I mistook his passion for the desperation that was within me. It was painful and sickly, yet I had seen in it an expression of loneliness, the reflection of my own. I waited silently until it was over, my jaw clenched, my eyes closed shut. I could not believe that the warmth of his body was mine. Yet there was no tenderness in his touch, it was the touch of possession. It released me once its purpose was gratified, his lips had never touched mine and I began to suspect that my starvation was of a different kind than his. Contrary to my hopes, I felt my emptiness grow and did not know how to keep it from consuming me. After he had finished, I did not move from where he had left me, I lay on the floor beside my clothing and listened to his footsteps in the dark.
"I did not take you to be a fragile creature that shatters at the touch. I did not believe you to be soft hearted, or is it your pride that is wounded?" I could perceive the discomfort upon his brow and knew that he was not without remorse, yet that was not the emotion which I sought, there was no satisfaction in it for one who is as I am.
"It is the brittle heart that shatters. I have long shut away the inconvenient emotion, it was not reserved for you, yet you took it against my will and my better judgement," I answered him.
"Do you not know what to do with yourself now, is that why you have come here? How pitiful you are. Is this all that you wanted," then, he kissed my lips, pausing long enough to give the gesture its potency before withdrawing to witness the effect. Indeed a nauseating heat rushed through me and my longings were written upon my face for him to view. Yet I did not despise my secret, for it was no secret to him for whom my thoughts and my heart were laid open.
It was no longer within my control.
"Will you be cruel to me if I live?" I asked him, meeting his gaze.
"You are cruel to yourself Armitage," I could feel that he was toying with me, yet it did not prevent my delusion.
He got up and turned to look out at the bog and there was silence between us for some time as we listened to the wind. It felt almost tranquil, if in silence we had thus remained I wonder if my heart would have stopped beating as it did, as though it sought to escape from my automaton body.
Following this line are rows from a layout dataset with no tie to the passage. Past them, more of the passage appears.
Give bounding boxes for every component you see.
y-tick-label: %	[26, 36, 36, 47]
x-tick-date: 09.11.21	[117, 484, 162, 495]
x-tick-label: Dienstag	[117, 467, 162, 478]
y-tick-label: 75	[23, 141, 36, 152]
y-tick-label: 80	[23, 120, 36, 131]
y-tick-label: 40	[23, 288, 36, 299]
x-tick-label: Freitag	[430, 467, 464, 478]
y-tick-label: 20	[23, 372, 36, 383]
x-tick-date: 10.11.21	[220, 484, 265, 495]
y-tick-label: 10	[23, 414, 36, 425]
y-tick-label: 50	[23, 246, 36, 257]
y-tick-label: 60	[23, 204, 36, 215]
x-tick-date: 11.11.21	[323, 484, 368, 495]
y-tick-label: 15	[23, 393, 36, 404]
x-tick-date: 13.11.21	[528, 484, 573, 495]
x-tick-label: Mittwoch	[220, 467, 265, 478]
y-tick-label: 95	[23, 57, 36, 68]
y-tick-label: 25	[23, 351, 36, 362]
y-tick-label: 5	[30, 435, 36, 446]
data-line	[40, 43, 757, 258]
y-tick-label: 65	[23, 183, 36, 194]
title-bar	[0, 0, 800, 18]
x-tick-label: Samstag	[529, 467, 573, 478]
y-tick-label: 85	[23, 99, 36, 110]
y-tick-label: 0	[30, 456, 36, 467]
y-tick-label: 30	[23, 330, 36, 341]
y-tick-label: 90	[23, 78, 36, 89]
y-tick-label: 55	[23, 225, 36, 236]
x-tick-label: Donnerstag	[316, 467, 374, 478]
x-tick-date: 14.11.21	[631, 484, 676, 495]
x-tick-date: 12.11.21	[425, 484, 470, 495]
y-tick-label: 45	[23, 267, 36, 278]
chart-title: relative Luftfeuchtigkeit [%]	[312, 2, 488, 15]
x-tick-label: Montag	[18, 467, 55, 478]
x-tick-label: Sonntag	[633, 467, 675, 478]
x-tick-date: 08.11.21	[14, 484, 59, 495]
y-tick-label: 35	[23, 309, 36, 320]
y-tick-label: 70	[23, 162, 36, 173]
Perhaps it was not too late, to go back to the past, to feign ignorance of my madness. That morning I believed it could be so. As the days passed I knew that he believed likewise, if only my own painted mask and the balm of routine had been enough for me.
Could I hope that with time I would be able to stop this feeling, without extinguishing its source? As I saw him stand at the edge of the bog, for the briefest moment I imagined his body falling by the momentum of mine, our limbs entangled.
He turned to me, smiling, as though to say – it is time we leave. He watched as I retrieved my dagger from where it waited, piercing the bark of the oak tree.
Slowly, I began to dress, putting on the familiar uniform. I knew that I would try to forget, I would wait for time to heal me. I would learn to loathe him as I had done in the years that came before that night which broke me. I hoped that it would now serve to strengthen my will. I resolved to relight my ambitions, my distractions, and wait. I would wait for weeks, months, years – as long as it took for him to get out of my way.